Italian Dolomites Summer 2008
To stand witness to the great misfortune of others, and be able to offer absolutely no assistance, is a horrific feeling. One is left with the options of turning away, or spectating.
While cycling up one of my favorite passes in Alta Badia, which traverses an impossibly steep hillside of forest and cow pastures, I happened to look through a gap in the trees at precisely the right moment to catch one of life’s little comedic, yet clearly about to be tragic, scenes.
There, just two meters from the guard rail were three dairy cows, two laying down and one, standing by staring into space. Something didn’t seem right, the look on one of the cows laying down was something other than peaceful. It was alarm turning to terror.
I stopped, casually propped my right foot on the guard rail, and took it all in.
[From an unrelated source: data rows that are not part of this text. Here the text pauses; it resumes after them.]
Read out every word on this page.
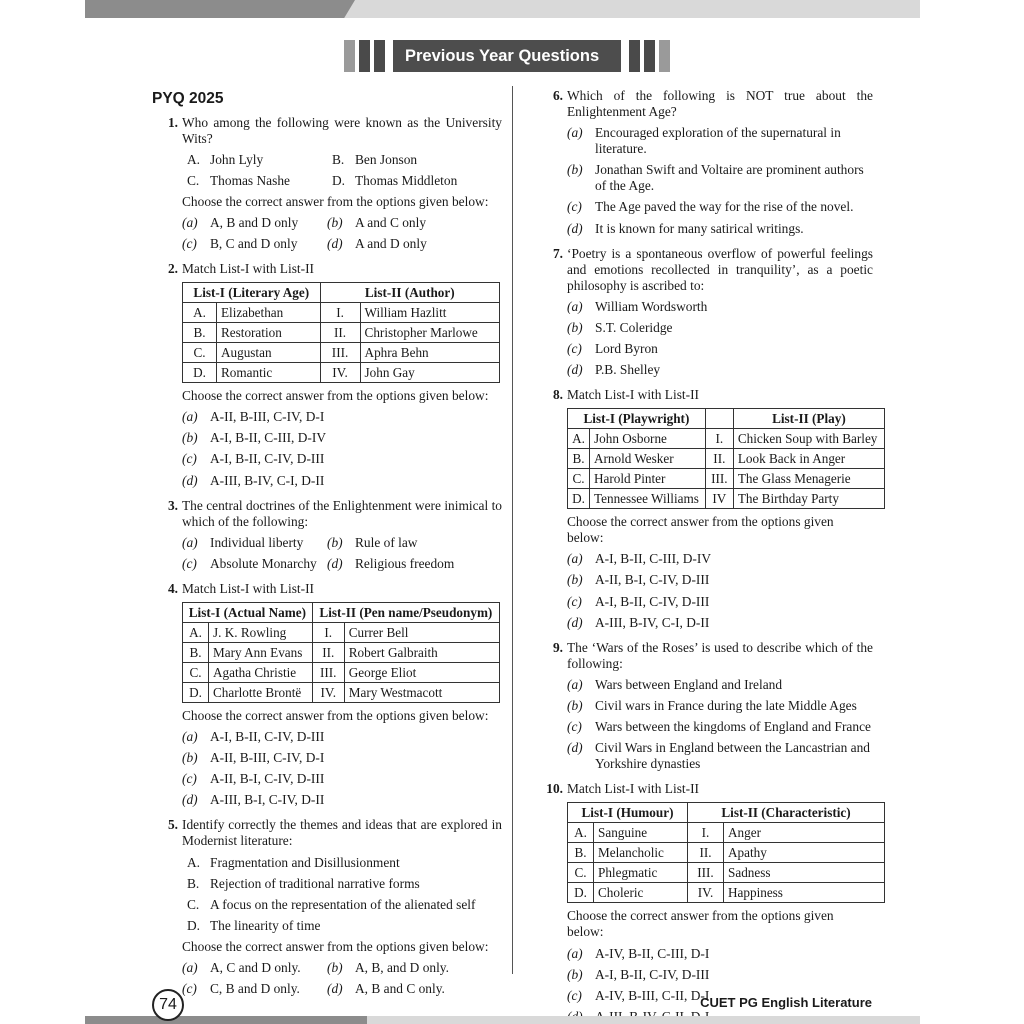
Previous Year Questions
PYQ 2025
1. Who among the following were known as the University Wits?
A. John Lyly	B. Ben Jonson
C. Thomas Nashe	D. Thomas Middleton
Choose the correct answer from the options given below:
(a) A, B and D only (b) A and C only
(c) B, C and D only (d) A and D only
2. Match List-I with List-II
List-I (Literary Age)		List-II (Author)	
A.	Elizabethan	I.	William Hazlitt
B.	Restoration	II.	Christopher Marlowe
C.	Augustan	III.	Aphra Behn
D.	Romantic	IV.	John Gay
Choose the correct answer from the options given below:
(a) A-II, B-III, C-IV, D-I
(b) A-I, B-II, C-III, D-IV
(c) A-I, B-II, C-IV, D-III
(d) A-III, B-IV, C-I, D-II
3. The central doctrines of the Enlightenment were inimical to which of the following:
(a) Individual liberty (b) Rule of law
(c) Absolute Monarchy (d) Religious freedom
4. Match List-I with List-II
List-I (Actual Name)		List-II (Pen name/Pseudonym)	
A.	J. K. Rowling	I.	Currer Bell
B.	Mary Ann Evans	II.	Robert Galbraith
C.	Agatha Christie	III.	George Eliot
D.	Charlotte Brontë	IV.	Mary Westmacott
Choose the correct answer from the options given below:
(a) A-I, B-II, C-IV, D-III
(b) A-II, B-III, C-IV, D-I
(c) A-II, B-I, C-IV, D-III
(d) A-III, B-I, C-IV, D-II
5. Identify correctly the themes and ideas that are explored in Modernist literature:
A. Fragmentation and Disillusionment
B. Rejection of traditional narrative forms
C. A focus on the representation of the alienated self
D. The linearity of time
Choose the correct answer from the options given below:
(a) A, C and D only. (b) A, B, and D only.
(c) C, B and D only. (d) A, B and C only.
6. Which of the following is NOT true about the Enlightenment Age?
(a) Encouraged exploration of the supernatural in literature.
(b) Jonathan Swift and Voltaire are prominent authors of the Age.
(c) The Age paved the way for the rise of the novel.
(d) It is known for many satirical writings.
7. ‘Poetry is a spontaneous overflow of powerful feelings and emotions recollected in tranquility’, as a poetic philosophy is ascribed to:
(a) William Wordsworth
(b) S.T. Coleridge
(c) Lord Byron
(d) P.B. Shelley
8. Match List-I with List-II
List-I (Playwright)			List-II (Play)
A.	John Osborne	I.	Chicken Soup with Barley
B.	Arnold Wesker	II.	Look Back in Anger
C.	Harold Pinter	III.	The Glass Menagerie
D.	Tennessee Williams	IV	The Birthday Party
Choose the correct answer from the options given below:
(a) A-I, B-II, C-III, D-IV
(b) A-II, B-I, C-IV, D-III
(c) A-I, B-II, C-IV, D-III
(d) A-III, B-IV, C-I, D-II
9. The ‘Wars of the Roses’ is used to describe which of the following:
(a) Wars between England and Ireland
(b) Civil wars in France during the late Middle Ages
(c) Wars between the kingdoms of England and France
(d) Civil Wars in England between the Lancastrian and Yorkshire dynasties
10. Match List-I with List-II
List-I (Humour)		List-II (Characteristic)	
A.	Sanguine	I.	Anger
B.	Melancholic	II.	Apathy
C.	Phlegmatic	III.	Sadness
D.	Choleric	IV.	Happiness
Choose the correct answer from the options given below:
(a) A-IV, B-II, C-III, D-I
(b) A-I, B-II, C-IV, D-III
(c) A-IV, B-III, C-II, D-I
74	CUET PG English Literature
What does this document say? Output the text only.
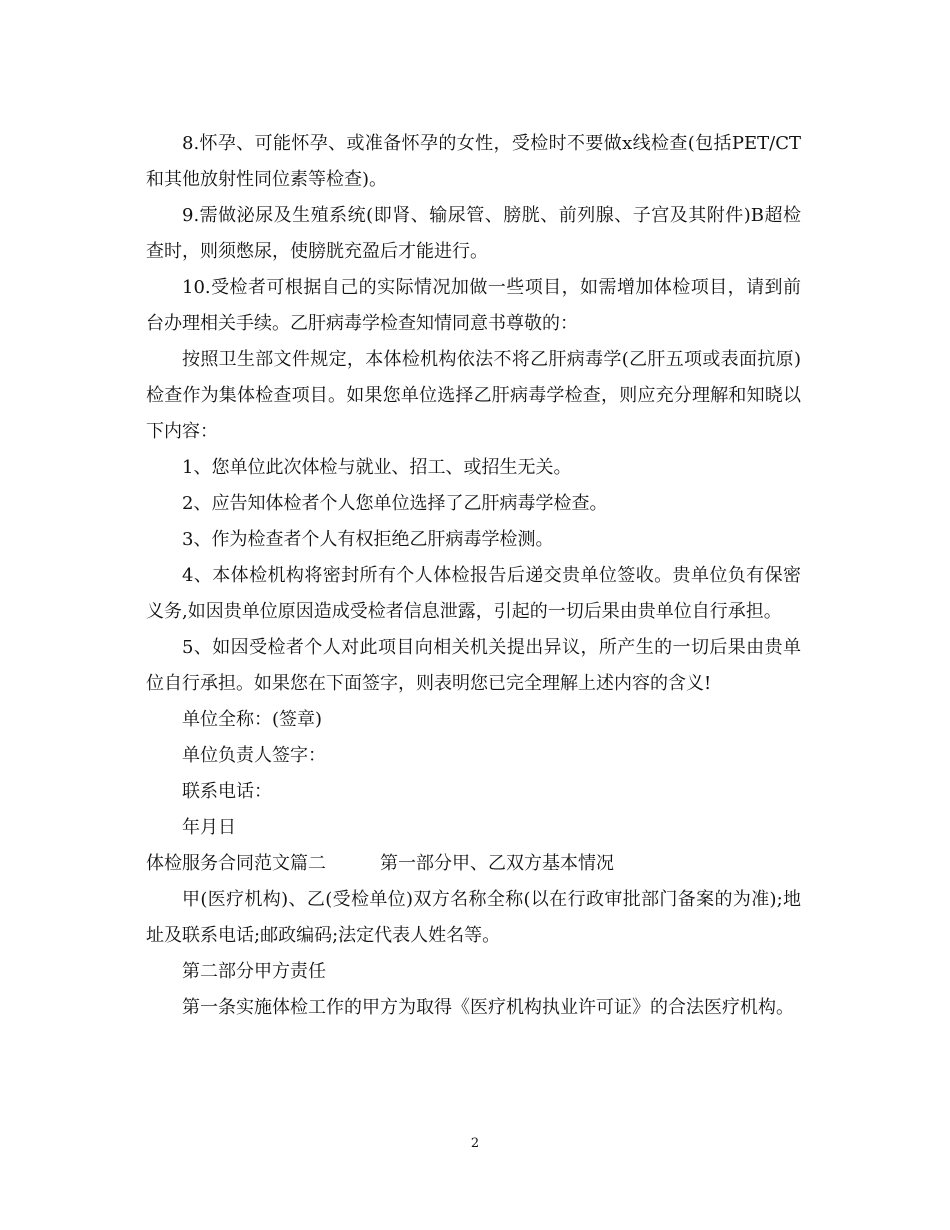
8.怀孕、可能怀孕、或准备怀孕的女性，受检时不要做x线检查(包括PET/CT和其他放射性同位素等检查)。

9.需做泌尿及生殖系统(即肾、输尿管、膀胱、前列腺、子宫及其附件)B超检查时，则须憋尿，使膀胱充盈后才能进行。

10.受检者可根据自己的实际情况加做一些项目，如需增加体检项目，请到前台办理相关手续。乙肝病毒学检查知情同意书尊敬的：

按照卫生部文件规定，本体检机构依法不将乙肝病毒学(乙肝五项或表面抗原)检查作为集体检查项目。如果您单位选择乙肝病毒学检查，则应充分理解和知晓以下内容：

1、您单位此次体检与就业、招工、或招生无关。

2、应告知体检者个人您单位选择了乙肝病毒学检查。

3、作为检查者个人有权拒绝乙肝病毒学检测。

4、本体检机构将密封所有个人体检报告后递交贵单位签收。贵单位负有保密义务,如因贵单位原因造成受检者信息泄露，引起的一切后果由贵单位自行承担。

5、如因受检者个人对此项目向相关机关提出异议，所产生的一切后果由贵单位自行承担。如果您在下面签字，则表明您已完全理解上述内容的含义!

单位全称：(签章)

单位负责人签字：

联系电话：

年月日

体检服务合同范文篇二	第一部分甲、乙双方基本情况

甲(医疗机构)、乙(受检单位)双方名称全称(以在行政审批部门备案的为准);地址及联系电话;邮政编码;法定代表人姓名等。

第二部分甲方责任

第一条实施体检工作的甲方为取得《医疗机构执业许可证》的合法医疗机构。

2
In less than 40 seconds, much would occur.
The problem became immediately apparent, what the two cows were laying on was not terra firma, it was a stack of small, cut branches between large pine trees. These branches provided zero support for the bulk that is a cow. I understood what was about to occur, I think even the first victim did as well. The cows choice of bedding for the chewing of the cud was caving in. A 60 degree, 200 meter, dirt slope through larches was the inevitable destiny. They struggled in vain.
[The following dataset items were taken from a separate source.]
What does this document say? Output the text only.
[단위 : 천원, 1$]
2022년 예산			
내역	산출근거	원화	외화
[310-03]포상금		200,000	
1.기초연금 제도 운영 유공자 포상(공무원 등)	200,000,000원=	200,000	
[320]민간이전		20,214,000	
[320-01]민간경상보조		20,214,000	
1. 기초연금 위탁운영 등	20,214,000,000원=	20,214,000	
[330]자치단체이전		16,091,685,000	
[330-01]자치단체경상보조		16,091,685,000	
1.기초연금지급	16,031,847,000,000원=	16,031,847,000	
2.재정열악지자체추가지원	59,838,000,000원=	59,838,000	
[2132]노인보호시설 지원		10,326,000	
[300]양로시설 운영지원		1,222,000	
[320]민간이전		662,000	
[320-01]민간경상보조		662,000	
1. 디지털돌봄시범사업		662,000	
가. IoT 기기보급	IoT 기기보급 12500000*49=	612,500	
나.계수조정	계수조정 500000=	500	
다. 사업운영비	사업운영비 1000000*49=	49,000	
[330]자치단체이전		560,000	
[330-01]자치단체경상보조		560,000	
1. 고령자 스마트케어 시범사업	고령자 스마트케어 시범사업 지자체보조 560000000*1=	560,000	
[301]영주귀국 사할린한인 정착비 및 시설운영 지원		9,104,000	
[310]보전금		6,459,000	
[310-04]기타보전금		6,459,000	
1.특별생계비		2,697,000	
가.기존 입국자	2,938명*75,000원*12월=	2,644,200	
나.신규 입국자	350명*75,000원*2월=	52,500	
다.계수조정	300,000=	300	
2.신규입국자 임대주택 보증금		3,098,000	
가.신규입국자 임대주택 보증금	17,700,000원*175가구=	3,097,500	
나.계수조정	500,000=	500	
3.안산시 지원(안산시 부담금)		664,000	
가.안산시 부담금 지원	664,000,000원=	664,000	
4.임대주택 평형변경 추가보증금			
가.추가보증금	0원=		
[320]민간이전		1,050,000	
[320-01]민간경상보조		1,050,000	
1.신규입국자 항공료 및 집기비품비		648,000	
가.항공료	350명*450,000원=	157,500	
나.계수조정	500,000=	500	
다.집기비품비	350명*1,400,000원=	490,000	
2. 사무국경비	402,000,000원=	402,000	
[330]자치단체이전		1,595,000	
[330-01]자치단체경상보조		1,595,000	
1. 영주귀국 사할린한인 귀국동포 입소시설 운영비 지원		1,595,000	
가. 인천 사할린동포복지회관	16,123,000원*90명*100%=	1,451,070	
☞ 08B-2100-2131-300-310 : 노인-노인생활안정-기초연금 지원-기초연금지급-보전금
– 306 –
For a moment, we locked eyes, she and I. The look in her own was something I can only imagine would be similar to the Titanic, had it had eyes as it rolled into the ocean and began its descent. The irony of the song playing at high volume from my iPod did not escape me, Rihanna’s “Good Girl Gone Bad”.
Grace is not a word often associated with cows and in this case it was no different. She began to plummet. Her large, gangly legs paddled for all they were worth, but when 800kg of cow gets rolling, it’s going to take more than a set of legs to stop. I only had to rise a little bit out of my saddle to follow her as she cartwheeled down the hillside. I was able to track her for quite some time, but soon the distance grew too much and even the thundering, explosive sounds of her descent faded.
It was perfect timing as cow #2 now had a clear path to follow for her own trajectory down the hillside. Off she went.
All that remained was the third cow and myself. She had a bizarre, human like curiosity about what had just occurred and much like myself, she was inching closer and closer to the drop to see what sort of devastation was below. It was almost as if she wanted to go get help for her friends, but sick curiosity had her sticking around at the scene.
I decided it was time to go tell the farmer, so I clicked into my pedals and rolled on, practicing in my head how to say in Italian that two of his cows just rolled down the mountain.